Osteogenesis imperfecta can be diagnosed before birth.  OI may be difficult to diagnose in a baby though there are ways for you to even notice the condition while still in the womb.  A prenatal ultrasound may be able to detect unusually shaped bones, or broken bones in the womb. Doing a procedure called an amniocentesis, which is done while the baby is still in utero, can check for genetic markers for Osteogenesis imperfecta.

When your child is young if they are showing symptoms of multiple bone fractures, or bones growing abnormally tests may be done to diagnose OI.  This can be done with X-rays, which can show many changes in bone structures, if bones are weak, or deformed.  This is also how your doctor will want to verify any actual bone fractures your child may have. 

Lab testing can be done to do genetic screening for OI.  Though it is a genetic disorder, a parent does not have to have OI, for their child to obtain it. 

A DXA or DEXA scan can be done to check for bone softening. 

Bone biopsy can check to see if the collagen in the bones is enough or if the body isn’t producing enough. 



If your child is diagnosed with OI there will be a care team put into place to give you and your child the best support.  This team could include the primary care physician, orthopedic surgeon, physical therapist, occupational therapist, and a pulmonologist.  Your child may not require all of these, or there are other doctors your child may need to get the best care they need. 

There is no cure for OI.  Treatment focuses on quality of life and minimizing symptoms.  Treatment may consist of a number of things.  Bisphosphonate medicines may be given to your child to help strengthen their bones.  These medicines can help prevent fractures.  They can be given orally or through an IV. 

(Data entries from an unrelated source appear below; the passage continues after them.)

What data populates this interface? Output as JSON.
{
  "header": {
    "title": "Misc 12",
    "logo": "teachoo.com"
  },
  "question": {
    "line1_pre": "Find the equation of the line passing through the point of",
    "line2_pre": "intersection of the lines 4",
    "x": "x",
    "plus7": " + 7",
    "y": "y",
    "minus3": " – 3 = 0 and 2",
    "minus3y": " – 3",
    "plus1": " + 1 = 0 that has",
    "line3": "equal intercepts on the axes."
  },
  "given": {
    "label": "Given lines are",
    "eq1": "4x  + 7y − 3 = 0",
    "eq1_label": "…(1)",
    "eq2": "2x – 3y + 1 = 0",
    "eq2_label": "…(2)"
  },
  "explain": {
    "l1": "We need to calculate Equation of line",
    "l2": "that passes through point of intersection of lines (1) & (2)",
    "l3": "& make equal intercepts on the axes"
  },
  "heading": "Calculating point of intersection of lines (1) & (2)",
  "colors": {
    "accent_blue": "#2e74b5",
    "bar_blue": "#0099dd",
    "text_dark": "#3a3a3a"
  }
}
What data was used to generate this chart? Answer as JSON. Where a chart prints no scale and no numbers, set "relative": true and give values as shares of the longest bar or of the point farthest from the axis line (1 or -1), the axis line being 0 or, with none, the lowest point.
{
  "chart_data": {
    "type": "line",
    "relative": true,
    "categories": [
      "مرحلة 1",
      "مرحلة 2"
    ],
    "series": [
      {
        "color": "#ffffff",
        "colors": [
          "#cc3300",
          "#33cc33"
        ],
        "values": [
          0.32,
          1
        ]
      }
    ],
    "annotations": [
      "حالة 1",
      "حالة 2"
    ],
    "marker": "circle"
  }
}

Treatment will consist of making sure all fractures are cared for appropriately.  Rodding may be an option, which is where a metal rod is used to stabilize and prevent bone deformities. Orthopedic treatment such as bracing, splinting, and surgery of different fractures or abnormal bones.

Dental procedures if your child has brittle teeth. 

Physical and occupational therapy may be done to help your child learn to perform normal tasks, or to regain strength after a fractured bone.  Assistive devices may also be apart of treatment depending on how severe the OI is.  



OI can lead to many complications.  This could be respiratory infections or pneumonia if their lungs are developed properly.  Some children with OI have rib cages that are misshapen which can cause difficulty breathing.  Heart problems, and kidney stones are also complications that can occur with OI.  Your child could also suffer from hearing loss, eye conditions, vision loss, and hearing loss.  



In order to live successfully with OI.  It is important to do some things to maintain a healthy lifestyle.  Your child will need to achieve and maintain a healthy BMI.  This will help decrease extra stress on the joints, and bones.  Eat a healthy diet with loads of extra calcium and vitamin D, for a bone healthy diet.  Exercise regularly, but safely.  Limit alcohol and caffeine and no smoking can all help people with OI live a better life. 



Life expectancy depends on the type and severity.  With type II children will die soon after birth.  Type III may live until they are about age 10.  Type IV have a shortened life span but live into adulthood.  Type I children have normal lifespans.  Of course these all vary per case and per patient.  Getting diagnosed, a care team, and proper support can help you manage having a child with Osteogenesis imperfecta.